The Fast Track reference architectures are based on the concept of sequential I/O as the primary method of data access. Data warehouses have a usage pattern that is very different to OLTP systems. A business intelligence query will usually involve selecting, summarizing, grouping and filtering data from tables that consist of millions and billions of rows, and will return results for a range of data. For example, a query may return a summary of sales for a particular product from date A to date B. Rows in fact tables are often stored ordered by date, so SQL Server can process queries like this by accessing data sequentially from disk, which, assuming minimal data fragmentation, is very efficient. Sequential I/O and predominantly read based activity are key characteristics of data warehouse workloads, in contrast to OLTP workloads, which more commonly involve random I/O and extensive read / write activity as rows are inserted, updated and deleted.
The second key concept underlying the Fast Track Reference Architectures involves optimizing throughput by taking a balanced approach to hardware. Rather than looking at factors such CPUs, I/O channels, and the I/O capacity of the storage system in isolation, a balanced approach assesses the collective impact of these components on total throughput.

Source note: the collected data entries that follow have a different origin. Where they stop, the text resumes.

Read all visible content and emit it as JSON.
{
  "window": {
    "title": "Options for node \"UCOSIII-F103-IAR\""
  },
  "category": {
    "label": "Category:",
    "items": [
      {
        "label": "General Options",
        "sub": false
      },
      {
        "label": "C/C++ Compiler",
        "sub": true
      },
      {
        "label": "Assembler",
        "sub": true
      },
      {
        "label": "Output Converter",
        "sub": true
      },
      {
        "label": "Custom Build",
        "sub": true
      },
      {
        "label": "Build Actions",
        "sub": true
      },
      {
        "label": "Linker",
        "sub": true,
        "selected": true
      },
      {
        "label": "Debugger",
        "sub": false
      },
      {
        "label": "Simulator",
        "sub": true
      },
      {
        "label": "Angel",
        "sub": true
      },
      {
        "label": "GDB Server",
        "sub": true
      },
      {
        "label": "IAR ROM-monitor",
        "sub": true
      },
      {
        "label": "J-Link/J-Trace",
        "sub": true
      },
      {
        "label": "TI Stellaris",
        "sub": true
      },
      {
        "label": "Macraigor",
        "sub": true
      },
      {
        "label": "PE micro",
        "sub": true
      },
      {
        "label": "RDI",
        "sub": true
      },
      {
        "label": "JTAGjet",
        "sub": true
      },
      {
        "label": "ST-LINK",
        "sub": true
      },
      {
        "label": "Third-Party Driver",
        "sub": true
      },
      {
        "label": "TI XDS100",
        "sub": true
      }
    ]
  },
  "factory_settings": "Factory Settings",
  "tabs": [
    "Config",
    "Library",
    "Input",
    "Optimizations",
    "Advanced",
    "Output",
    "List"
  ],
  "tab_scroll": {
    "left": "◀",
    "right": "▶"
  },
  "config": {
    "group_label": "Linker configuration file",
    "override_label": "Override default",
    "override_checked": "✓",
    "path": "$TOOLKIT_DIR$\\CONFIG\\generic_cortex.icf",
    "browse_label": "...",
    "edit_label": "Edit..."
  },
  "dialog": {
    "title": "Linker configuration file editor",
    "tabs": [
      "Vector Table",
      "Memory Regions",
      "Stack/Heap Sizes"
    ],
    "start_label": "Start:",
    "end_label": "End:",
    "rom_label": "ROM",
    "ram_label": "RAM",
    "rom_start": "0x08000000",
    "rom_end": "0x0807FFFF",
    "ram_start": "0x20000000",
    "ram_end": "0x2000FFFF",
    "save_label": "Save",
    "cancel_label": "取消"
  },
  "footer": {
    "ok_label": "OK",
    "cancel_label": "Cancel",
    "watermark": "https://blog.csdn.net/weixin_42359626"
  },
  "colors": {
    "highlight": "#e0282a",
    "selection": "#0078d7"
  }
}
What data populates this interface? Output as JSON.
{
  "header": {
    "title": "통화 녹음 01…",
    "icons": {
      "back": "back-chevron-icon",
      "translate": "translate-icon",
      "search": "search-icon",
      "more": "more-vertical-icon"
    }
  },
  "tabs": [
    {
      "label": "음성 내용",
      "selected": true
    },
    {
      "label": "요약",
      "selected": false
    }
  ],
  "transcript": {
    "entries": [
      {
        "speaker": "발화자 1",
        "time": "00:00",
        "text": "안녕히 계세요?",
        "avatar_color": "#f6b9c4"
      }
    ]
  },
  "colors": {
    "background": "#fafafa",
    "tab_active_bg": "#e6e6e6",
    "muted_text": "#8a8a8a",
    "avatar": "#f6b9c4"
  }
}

This helps to avoid the accidental creation of bottlenecks in the system, which can occur if the throughput of any one of the components is not balanced against the others. For example, if the storage system does not have enough drives, or the drives are not fast enough, the speed at which data is read from them will not be fast enough to match the capacity of the other hardware components (CPUs and the system bus primarily), and performance will suffer. This can be confusing to administrators because monitoring may reveal that, for example, your CPUs have spare capacity, and yet response times are still poor. Adding more CPUs would have no effect in this scenario, because the problem is that the hardware is not balanced correctly. Solving the problem involves improving the throughput of the limiting factor, which in this case is the storage system. A balanced approach starts with the CPUs, evaluating the amount of data that each core can process as it is fed in, and the other components are balanced against this.
Project Madison – Scaling to Petabyte Levels
The Fast Track reference architectures we’ve discussed here are all based on a symmetric multiprocessing (or SMP) ‘shared everything’ model, in which your database is hosted on a single powerful server with dedicated CPU and disk resources. These configurations offer excellent value, scalability, and performance for databases in the 4 – 32 terabyte range, but they are unsuitable for larger implementations because the resultant increased resource contention erodes the performance benefits. An extended set of reference architectures, codenamed ‘Project Madison’, are due for release in the near future. Madison provides a scale-out, shared nothing architecture based upon the concept ‘massive parallel processing’ (or MPP), in which multiple servers work together, coordinated by an MPP query optimizer . ‘Shared nothing’ refers to the fact that each server has its own set of resources, which it does not share with any of the other servers. Madison enables growth from terabyte levels to petabyte levels through scaling out, providing a growth path for businesses that meets their requirements now and in the future.